Wie ist die Situation mit den Lockerungen für Sie jetzt? 
Schon viel entspannter, auch wenn noch nicht ganz so wie vor der Krise. Man muss zum Beispiel für mögliche Rückverfolgungen erfassen, wer das Gebäude betritt und verlässt. Aber es freut mich, dass wieder Leben ins Alterszentrum kommt!

Was denken Sie über die Lockerungen?
Ich bin froh, dass ich so etwas nicht entscheiden muss. Aber ich denke, irgendwann muss man mit dem Leben wieder anfangen – lieber eher vorsichtig, denn weg ist das Virus ja nicht. 

Haben die Bewohnenden mit der Zeit den Lagerkoller bekommen?
Sie freuen sich immer über Abwechslung.
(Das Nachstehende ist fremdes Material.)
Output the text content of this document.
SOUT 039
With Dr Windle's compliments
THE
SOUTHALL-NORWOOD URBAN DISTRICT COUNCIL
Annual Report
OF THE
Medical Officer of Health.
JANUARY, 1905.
Ein besonderes Highlight war das Balkonsingen. Die Bewohnenden haben auf dem Balkon oder am Fenster mit dem Pflegeteam teilgenommen, die übrige Belegschaft hat sich im Garten verteilt. Alle haben ein Liederbüchlein mit gängigen Liedern erhalten und gemeinsam gesungen. Besonders spannend fanden es die Bewohnenden, wer da alles zu sehen war – und für diejenigen, die nicht so gut sehen, haben wir berichtet, wer wo steht.

Gibt es etwas, das für Sie persönlich positiv war an dieser Zeit?
Mir ist aufgefallen, wie sehr ich mich über Kleinigkeiten gefreut habe. Da ich viel gearbeitet habe, kam einiges zu kurz. So verpasste ich es, rechtzeitig Hefe einkaufen zu gehen – ich backe mein Brot oft selbst. Ich musste dann enttäuscht und etwas irritiert feststellen, dass alles leer gekauft war. Am nächsten Tag legte mir eine Nachbarin Hefe in den Briefkasten, das war ein Riesenaufsteller. Oder ich hatte einmal einen Geschenkkorb bestellt, da ein Bekannter mit dem Vertrieb davon begonnen hatte und ich das unterstützen wollte. Es war ein anstrengender Tag und ich sass erschöpft in der Garderobe, als die SMS kam, dass der Korb vor meiner Tür bereitliege. Auch das hat mich dann umso mehr gefreut.